Page 30 of Unwanted

I practically sprinted out of the building, knowing I still had to stop by the café to grab a well-deserved dessert for Liam. Naturally, there was a line, which only irritated me more, and the smells—people were just reeking! How could alphas and omegas handle this constant assault on their senses? Eventually, I picked up a pavlova for Liam and rushed to my car to get home.

As soon as I pulled into the driveway, I felt uneasy. The house was locked and quiet. I punched in the code and went inside. The first thing I did was rush to the bedroom, but I already knew… I could sense it.

Liam wasn’t home.

It felt like a sudden kick to the gut. I doubled over, leaning against the wall, staring at the empty bed.

The pillows Liam had gathered around himself earlier were still in the same spot, arranged in a circular shape. I stared at them blankly for a moment. Was this truly his first, tentative attempt at nesting? I took a deep breath, but what mattered now was the fact that Liam wasn’t inside that nest—nothing else mattered.

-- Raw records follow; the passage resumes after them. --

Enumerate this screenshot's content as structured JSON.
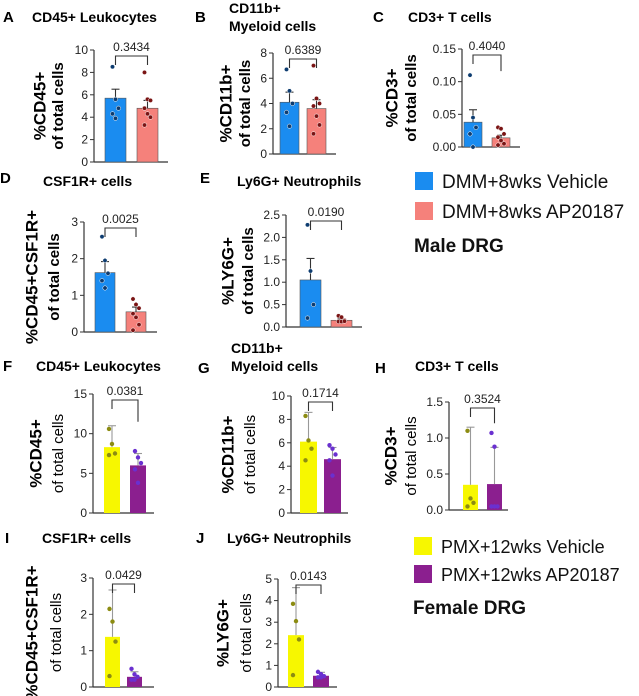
{
  "colors": {
    "vehicle_male": "#1a8cf0",
    "ap_male": "#f5817b",
    "vehicle_male_dot": "#0d3c70",
    "ap_male_dot": "#7a1414",
    "vehicle_female": "#f7f700",
    "ap_female": "#8b1f8f",
    "vehicle_female_dot": "#8c8c12",
    "ap_female_dot": "#6a30d0"
  },
  "legends": [
    {
      "items": [
        {
          "label": "DMM+8wks Vehicle",
          "color": "#1a8cf0"
        },
        {
          "label": "DMM+8wks AP20187",
          "color": "#f5817b"
        }
      ],
      "caption": "Male DRG"
    },
    {
      "items": [
        {
          "label": "PMX+12wks Vehicle",
          "color": "#f7f700"
        },
        {
          "label": "PMX+12wks AP20187",
          "color": "#8b1f8f"
        }
      ],
      "caption": "Female DRG"
    }
  ],
  "chart_data": [
    {
      "type": "bar",
      "letter": "A",
      "title": [
        "CD45+ Leukocytes"
      ],
      "ylabel": [
        "%CD45+",
        "of total cells"
      ],
      "ylim": [
        0,
        10
      ],
      "ticks": [
        0,
        2,
        4,
        6,
        8,
        10
      ],
      "tick_labels": [
        "0",
        "2",
        "4",
        "6",
        "8",
        "10"
      ],
      "pvalue": "0.3434",
      "group": "male",
      "series": [
        {
          "name": "DMM+8wks Vehicle",
          "mean": 5.7,
          "error": 0.8,
          "points": [
            8.5,
            5.6,
            4.8,
            4.3,
            3.9
          ]
        },
        {
          "name": "DMM+8wks AP20187",
          "mean": 4.8,
          "error": 0.7,
          "points": [
            8.0,
            5.6,
            5.5,
            4.8,
            4.3,
            4.0,
            3.3
          ]
        }
      ]
    },
    {
      "type": "bar",
      "letter": "B",
      "title": [
        "CD11b+",
        "Myeloid cells"
      ],
      "ylabel": [
        "%CD11b+",
        "of total cells"
      ],
      "ylim": [
        0,
        8
      ],
      "ticks": [
        0,
        2,
        4,
        6,
        8
      ],
      "tick_labels": [
        "0",
        "2",
        "4",
        "6",
        "8"
      ],
      "pvalue": "0.6389",
      "group": "male",
      "series": [
        {
          "name": "DMM+8wks Vehicle",
          "mean": 4.1,
          "error": 0.8,
          "points": [
            6.7,
            5.0,
            4.0,
            3.3,
            2.2
          ]
        },
        {
          "name": "DMM+8wks AP20187",
          "mean": 3.6,
          "error": 0.7,
          "points": [
            7.0,
            4.4,
            4.0,
            3.8,
            3.0,
            2.3,
            1.6
          ]
        }
      ]
    },
    {
      "type": "bar",
      "letter": "C",
      "title": [
        "CD3+ T cells"
      ],
      "ylabel": [
        "%CD3+",
        "of total cells"
      ],
      "ylim": [
        0,
        0.15
      ],
      "ticks": [
        0,
        0.05,
        0.1,
        0.15
      ],
      "tick_labels": [
        "0.00",
        "0.05",
        "0.10",
        "0.15"
      ],
      "pvalue": "0.4040",
      "group": "male",
      "series": [
        {
          "name": "DMM+8wks Vehicle",
          "mean": 0.038,
          "error": 0.019,
          "points": [
            0.11,
            0.045,
            0.03,
            0.02,
            0.0
          ]
        },
        {
          "name": "DMM+8wks AP20187",
          "mean": 0.014,
          "error": 0.004,
          "points": [
            0.03,
            0.028,
            0.02,
            0.015,
            0.01,
            0.005,
            0.003
          ]
        }
      ]
    },
    {
      "type": "bar",
      "letter": "D",
      "title": [
        "CSF1R+ cells"
      ],
      "ylabel": [
        "%CD45+CSF1R+",
        "of total cells"
      ],
      "ylim": [
        0,
        3
      ],
      "ticks": [
        0,
        1,
        2,
        3
      ],
      "tick_labels": [
        "0",
        "1",
        "2",
        "3"
      ],
      "pvalue": "0.0025",
      "group": "male",
      "series": [
        {
          "name": "DMM+8wks Vehicle",
          "mean": 1.62,
          "error": 0.3,
          "points": [
            2.6,
            1.95,
            1.6,
            1.4,
            1.2
          ]
        },
        {
          "name": "DMM+8wks AP20187",
          "mean": 0.55,
          "error": 0.13,
          "points": [
            0.9,
            0.75,
            0.65,
            0.5,
            0.4,
            0.2,
            0.05
          ]
        }
      ]
    },
    {
      "type": "bar",
      "letter": "E",
      "title": [
        "Ly6G+ Neutrophils"
      ],
      "ylabel": [
        "%LY6G+",
        "of total cells"
      ],
      "ylim": [
        0,
        2.5
      ],
      "ticks": [
        0,
        0.5,
        1,
        1.5,
        2,
        2.5
      ],
      "tick_labels": [
        "0.0",
        "0.5",
        "1.0",
        "1.5",
        "2.0",
        "2.5"
      ],
      "pvalue": "0.0190",
      "group": "male",
      "series": [
        {
          "name": "DMM+8wks Vehicle",
          "mean": 1.05,
          "error": 0.48,
          "points": [
            2.28,
            1.25,
            0.5,
            0.2
          ]
        },
        {
          "name": "DMM+8wks AP20187",
          "mean": 0.15,
          "error": 0.03,
          "points": [
            0.25,
            0.22,
            0.15,
            0.12,
            0.12,
            0.13
          ]
        }
      ]
    },
    {
      "type": "bar",
      "letter": "F",
      "title": [
        "CD45+ Leukocytes"
      ],
      "ylabel": [
        "%CD45+",
        "of total cells"
      ],
      "ylim": [
        0,
        15
      ],
      "ticks": [
        0,
        5,
        10,
        15
      ],
      "tick_labels": [
        "0",
        "5",
        "10",
        "15"
      ],
      "pvalue": "0.0381",
      "group": "female",
      "series": [
        {
          "name": "PMX+12wks Vehicle",
          "mean": 8.3,
          "error": 2.7,
          "points": [
            10.6,
            8.7,
            7.5,
            7.3
          ]
        },
        {
          "name": "PMX+12wks AP20187",
          "mean": 6.0,
          "error": 1.5,
          "points": [
            7.8,
            7.0,
            6.3,
            5.5,
            3.8
          ]
        }
      ]
    },
    {
      "type": "bar",
      "letter": "G",
      "title": [
        "CD11b+",
        "Myeloid cells"
      ],
      "ylabel": [
        "%CD11b+",
        "of total cells"
      ],
      "ylim": [
        0,
        10
      ],
      "ticks": [
        0,
        2,
        4,
        6,
        8,
        10
      ],
      "tick_labels": [
        "0",
        "2",
        "4",
        "6",
        "8",
        "10"
      ],
      "pvalue": "0.1714",
      "group": "female",
      "series": [
        {
          "name": "PMX+12wks Vehicle",
          "mean": 6.1,
          "error": 2.5,
          "points": [
            8.3,
            6.2,
            5.5,
            4.5
          ]
        },
        {
          "name": "PMX+12wks AP20187",
          "mean": 4.6,
          "error": 1.0,
          "points": [
            5.8,
            5.5,
            5.0,
            4.5,
            3.2
          ]
        }
      ]
    },
    {
      "type": "bar",
      "letter": "H",
      "title": [
        "CD3+ T cells"
      ],
      "ylabel": [
        "%CD3+",
        "of total cells"
      ],
      "ylim": [
        0,
        1.5
      ],
      "ticks": [
        0,
        0.5,
        1,
        1.5
      ],
      "tick_labels": [
        "0.0",
        "0.5",
        "1.0",
        "1.5"
      ],
      "pvalue": "0.3524",
      "group": "female",
      "series": [
        {
          "name": "PMX+12wks Vehicle",
          "mean": 0.35,
          "error": 0.8,
          "points": [
            1.1,
            0.16,
            0.1,
            0.05
          ]
        },
        {
          "name": "PMX+12wks AP20187",
          "mean": 0.36,
          "error": 0.51,
          "points": [
            1.07,
            0.88,
            0.05,
            0.05,
            0.05
          ]
        }
      ]
    },
    {
      "type": "bar",
      "letter": "I",
      "title": [
        "CSF1R+ cells"
      ],
      "ylabel": [
        "%CD45+CSF1R+",
        "of total cells"
      ],
      "ylim": [
        0,
        3
      ],
      "ticks": [
        0,
        1,
        2,
        3
      ],
      "tick_labels": [
        "0",
        "1",
        "2",
        "3"
      ],
      "pvalue": "0.0429",
      "group": "female",
      "series": [
        {
          "name": "PMX+12wks Vehicle",
          "mean": 1.38,
          "error": 1.29,
          "points": [
            2.15,
            1.8,
            1.25,
            0.3
          ]
        },
        {
          "name": "PMX+12wks AP20187",
          "mean": 0.28,
          "error": 0.14,
          "points": [
            0.5,
            0.35,
            0.28,
            0.2,
            0.2
          ]
        }
      ]
    },
    {
      "type": "bar",
      "letter": "J",
      "title": [
        "Ly6G+ Neutrophils"
      ],
      "ylabel": [
        "%LY6G+",
        "of total cells"
      ],
      "ylim": [
        0,
        5
      ],
      "ticks": [
        0,
        1,
        2,
        3,
        4,
        5
      ],
      "tick_labels": [
        "0",
        "1",
        "2",
        "3",
        "4",
        "5"
      ],
      "pvalue": "0.0143",
      "group": "female",
      "series": [
        {
          "name": "PMX+12wks Vehicle",
          "mean": 2.4,
          "error": 2.2,
          "points": [
            3.85,
            3.05,
            2.2,
            0.55
          ]
        },
        {
          "name": "PMX+12wks AP20187",
          "mean": 0.52,
          "error": 0.16,
          "points": [
            0.7,
            0.6,
            0.5,
            0.45,
            0.45
          ]
        }
      ]
    }
  ]
}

Slowly, I walked over and sat on the edge, putting my hand where he had been lying. The sheets were cold, and a chill ran through me.

"Liam, where are you?" I whispered.

It truly felt like the ground had been pulled out from under me. I took out my phone, but there were no messages. I ran to the kitchen, hoping he might have left a note on the fridge, but there was nothing. Why did he leave without saying anything? I went through the house twice, checking every room, but it was as if Liam had vanished.

Eventually, I stopped. I realized I was breathing harder and harder. At one point, I leaned against the wall, rubbing my forehead and panting. I used to have asthma as a kid and still had an old inhaler somewhere. I grabbed it from the cabinet, even though I knew this wasn’t real asthma but a panic attack. So… uncharacteristic of me!

I took a puff from the inhaler, ignoring the expiration date. My heart was racing so fast it felt like it couldn't keep up with the blood pumping through it. Part of me knew I was overreacting. Logically, in my beta mindset, I knew there had to be a reasonable explanation, but my nervous system, already so tightly connected to Liam, was in shock.

"Liam… where are you, baby, where are you?" I muttered, trying to think of what I could do. I suddenly realized I didn’t have his phone number. With shaky hands, I dialed Winter’s number.

"Yeah?" I heard the familiar voice of my ex.

"Hey… can you send me Liam’s number? I just realized I don’t have it. I never needed it before because we were always together, but he’s gone, and I—" I stopped, unsure if I should go on.

There was a pause.

"Are you okay, Finn? You sound out of breath."

I inhaled deeply, trying—and failing—to calm down.

"It’s nothing, I just… I came home, and Liam’s not here. I don’t know, maybe he went shopping or something, but I’d feel better if I could check, and I don’t have his number," I forced my voice to sound somewhat normal.

Winter was quiet for a moment before asking,

"You’re really into him, huh? He means a lot to you?"

"Yeah…" For some reason, I couldn’t bring myself to say more. The fact that we were True Mates was too big of a deal to discuss over the phone.

Winter was silent for a while, as if thinking, but finally muttered,

"Hold on. I’ll text you his number. But seriously, is everything okay? I know you well enough to recognize this isn’t your usual voice. Are you panicking? You’re usually the calm one."

I huffed in frustration. "Well, you never disappeared without a word when we were together," I replied, my tone a bit snarky. Winter had never been the type to vanish without telling me, so he probably wouldn’t get it anyway.

"Alright, Finn. But this is just so… not like ‘the chilled out’ you. Just don’t do anything rash. He’s probably going to show up any minute now. Went for a walk or something."

"Yeah, yeah, just send me the number."

I hung up and waited for the text, feeling a bit more embarrassed with each passing second. Winter was right. This wasn’t me. I was always the cool one. And now? Was the wholeTrue Mates thing really that powerful? Could it actually change a person’s character? Or was it something else?

As soon as I got the text, I called Liam, but I already knew he wouldn’t answer. Somehow, I just felt it.

After ten calls, I took another puff from the inhaler to calm myself enough to think clearly, but my body wasn’t following my mind quickly enough.

Crazy, unnecessary crazy. I had never felt fear like this before, but then again, I’d never met my True Mate. Maybe the usual relaxed rules I’d stuck to before didn’t apply in a relationship like this. Maybe I’d have to relearn how to handle everything.

I realized something else, too. Winter and I had talked a lot about how we’d never been in love before—what it might feel like, whether it really took your breath away when you thought about that special someone. Neither of us had experienced it. Our lives had always been very… beta. Stable and neutral.